Era la misma autopista Ricchieri desde la que cuarenta años antes, en 1973, se recibiera a tiros al mismo Perón tras 18 años de exilio. El general venía para recuperar el poder usurpado por sus militares y encarnar de nuevo la mitología peronista que lloraba a escondidas la muerte de Eva Perón. Pero el general volvía viejo, tras dos décadas entre Paraguay y Puerta de Hierro en el Madrid de Franco, y aterrizó en Ezeiza con un sentido de la historia cuyo peso no aguantaría ni su cuerpo debilitado ni su temperamento embrutecido.
La matanza de Ezeiza aquel día de 1973 había de ser el preludio del enfrentamiento a muerte entre el peronismo de izquierdas y el de derechas, de la extrema derecha con la extrema izquierda, el preludio del golpe de Estado, de Videla, de Massera, de Agosti, de Viola, de Galtieri y el preludio de los 30.000 desaparecidos en tan solo siete años.

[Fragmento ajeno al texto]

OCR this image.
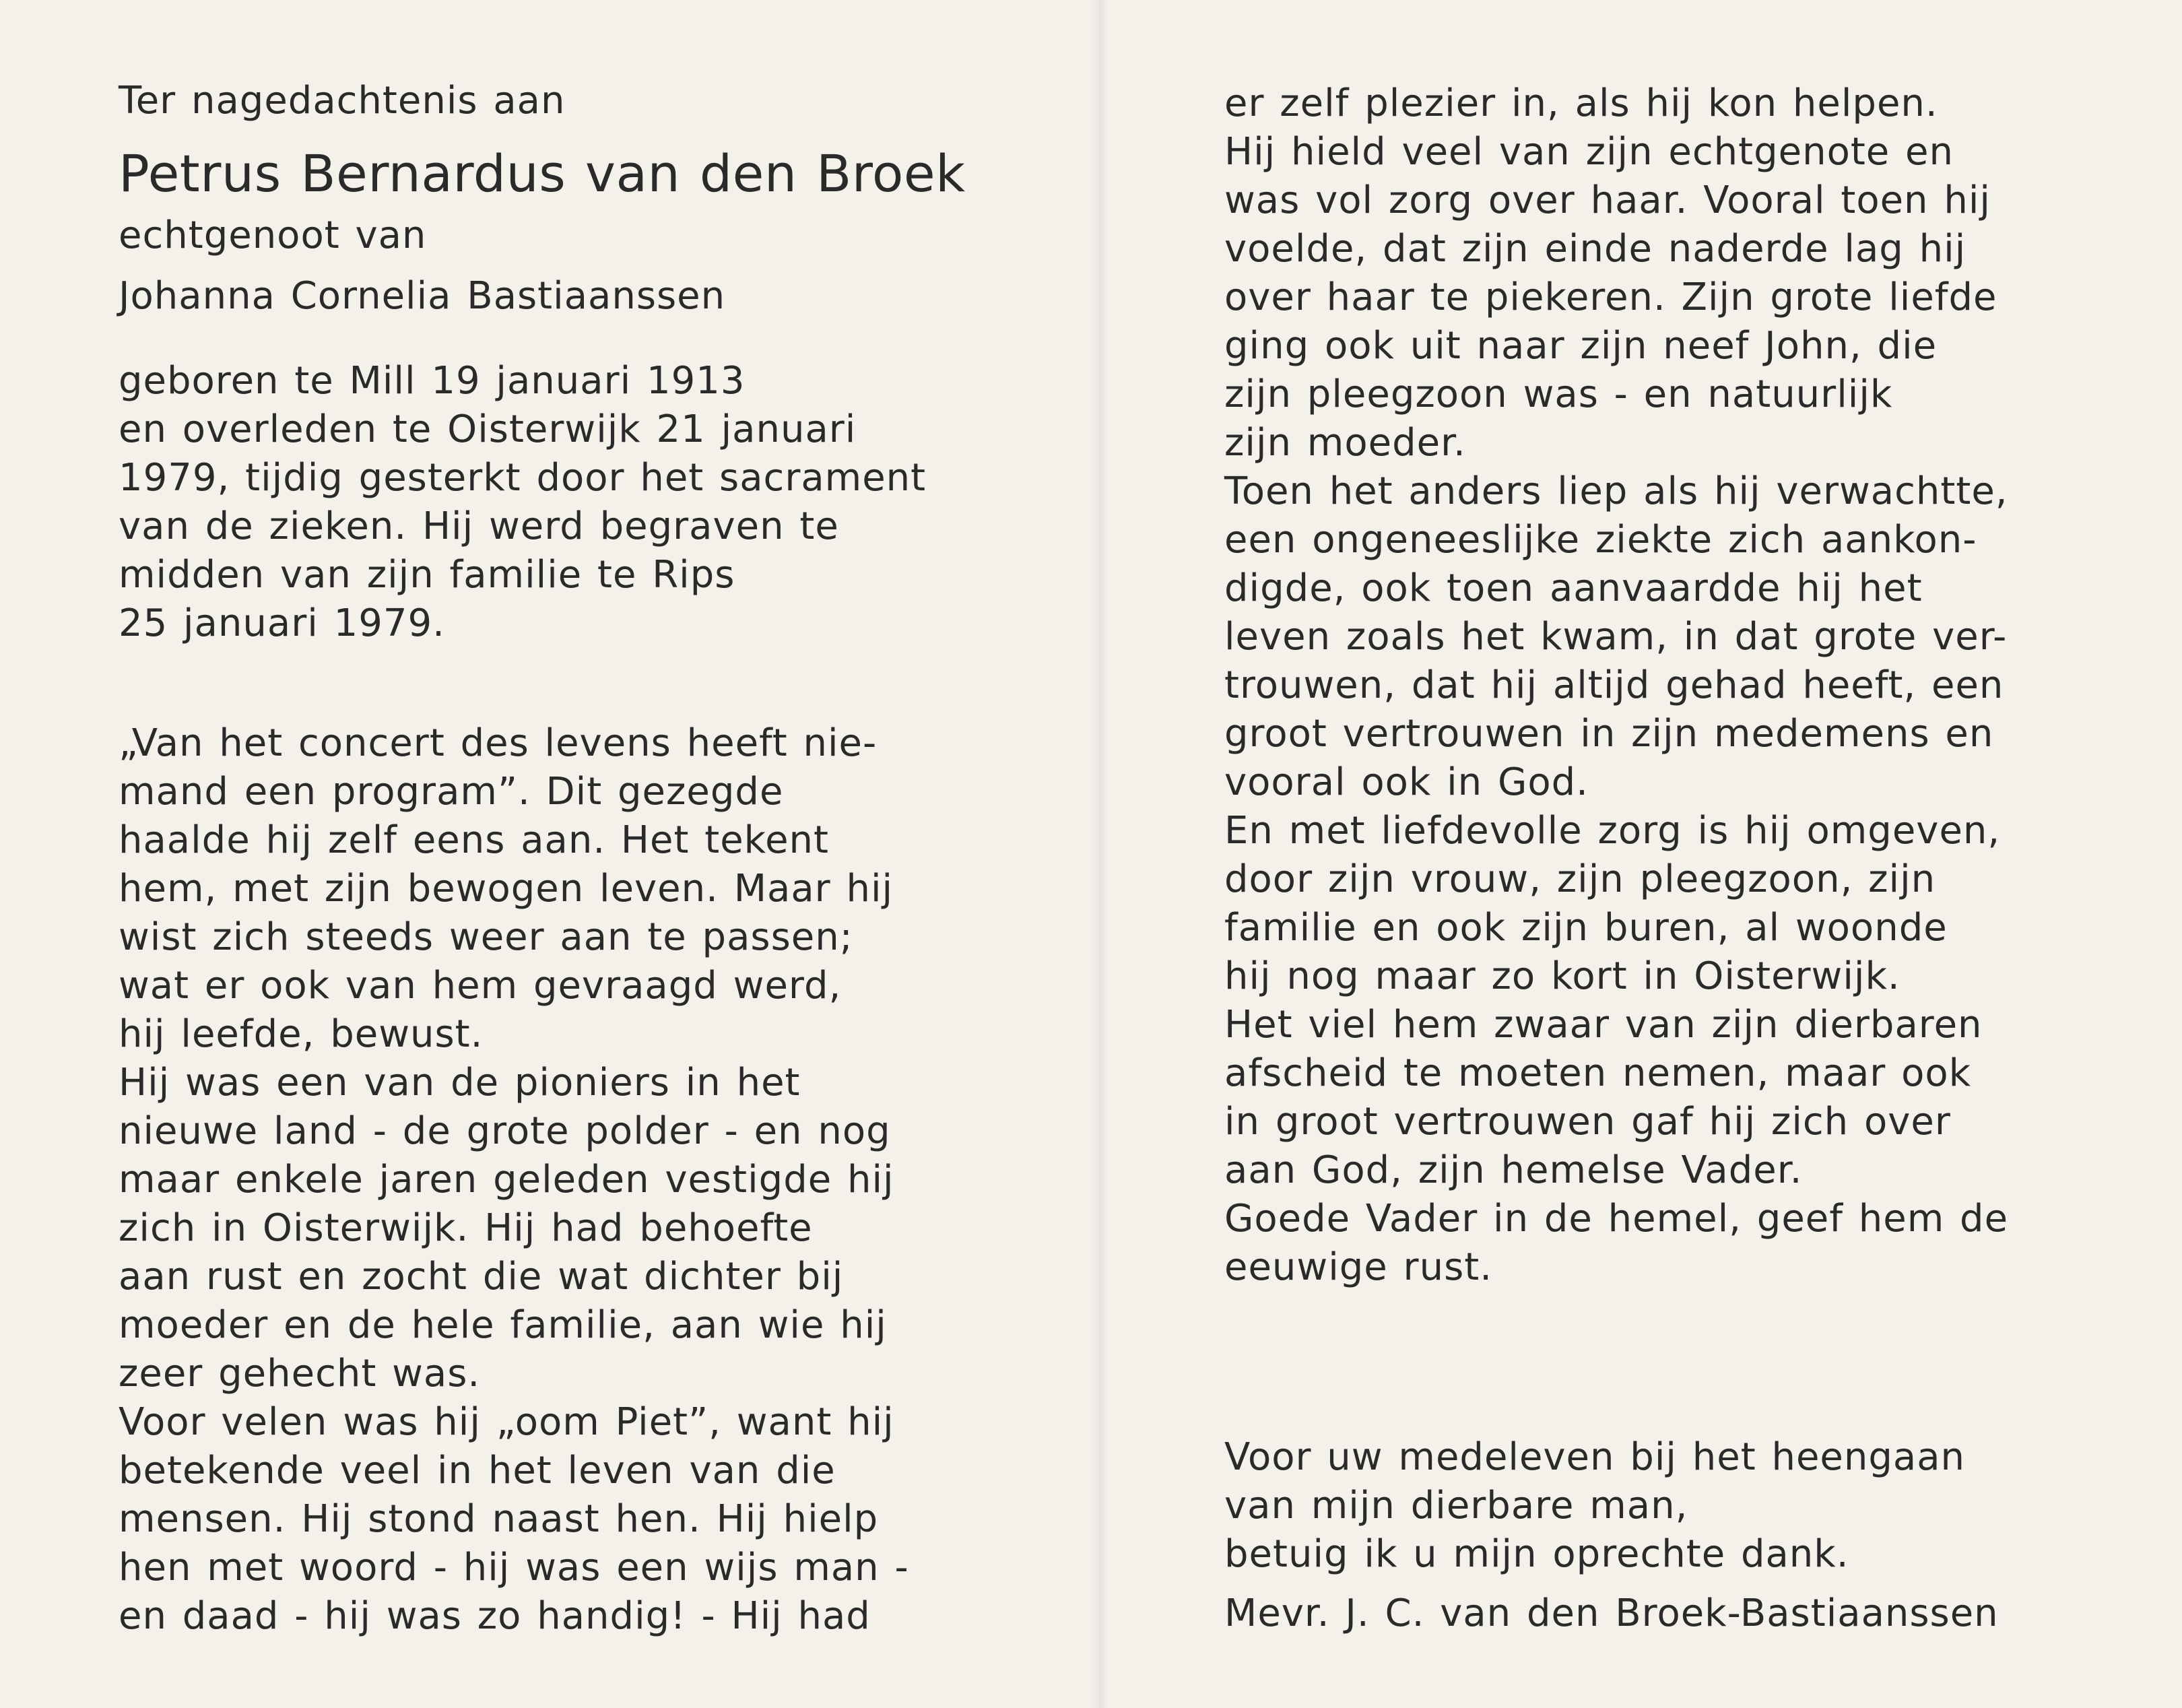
Ter nagedachtenis aan
Petrus Bernardus van den Broek
echtgenoot van
Johanna Cornelia Bastiaanssen
geboren te Mill 19 januari 1913
en overleden te Oisterwijk 21 januari
1979, tijdig gesterkt door het sacrament
van de zieken. Hij werd begraven te
midden van zijn familie te Rips
25 januari 1979.
„Van het concert des levens heeft nie-
mand een program”. Dit gezegde
haalde hij zelf eens aan. Het tekent
hem, met zijn bewogen leven. Maar hij
wist zich steeds weer aan te passen;
wat er ook van hem gevraagd werd,
hij leefde, bewust.
Hij was een van de pioniers in het
nieuwe land - de grote polder - en nog
maar enkele jaren geleden vestigde hij
zich in Oisterwijk. Hij had behoefte
aan rust en zocht die wat dichter bij
moeder en de hele familie, aan wie hij
zeer gehecht was.
Voor velen was hij „oom Piet”, want hij
betekende veel in het leven van die
mensen. Hij stond naast hen. Hij hielp
hen met woord - hij was een wijs man -
en daad - hij was zo handig! - Hij had
er zelf plezier in, als hij kon helpen.
Hij hield veel van zijn echtgenote en
was vol zorg over haar. Vooral toen hij
voelde, dat zijn einde naderde lag hij
over haar te piekeren. Zijn grote liefde
ging ook uit naar zijn neef John, die
zijn pleegzoon was - en natuurlijk
zijn moeder.
Toen het anders liep als hij verwachtte,
een ongeneeslijke ziekte zich aankon-
digde, ook toen aanvaardde hij het
leven zoals het kwam, in dat grote ver-
trouwen, dat hij altijd gehad heeft, een
groot vertrouwen in zijn medemens en
vooral ook in God.
En met liefdevolle zorg is hij omgeven,
door zijn vrouw, zijn pleegzoon, zijn
familie en ook zijn buren, al woonde
hij nog maar zo kort in Oisterwijk.
Het viel hem zwaar van zijn dierbaren
afscheid te moeten nemen, maar ook
in groot vertrouwen gaf hij zich over
aan God, zijn hemelse Vader.
Goede Vader in de hemel, geef hem de
eeuwige rust.
Voor uw medeleven bij het heengaan
van mijn dierbare man,
betuig ik u mijn oprechte dank.
Mevr. J. C. van den Broek-Bastiaanssen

Lo primero que recuerdo de aquella mañana fue un apartamento frío en el que se habían dejado la luz encendida y las sábanas plegadas encima de la cama. Por los grandes ventanales se veía un edificio gris de estilo modernista. La fachada estaba desconchada y la calle tranquila y sucia en medio de la cuadrícula de San Telmo. Una pastelería en la esquina vendía facturas desde muy temprano. Justo enfrente, un supermercado chino permanecía abierto las veinticuatro horas. Eso recuerdo.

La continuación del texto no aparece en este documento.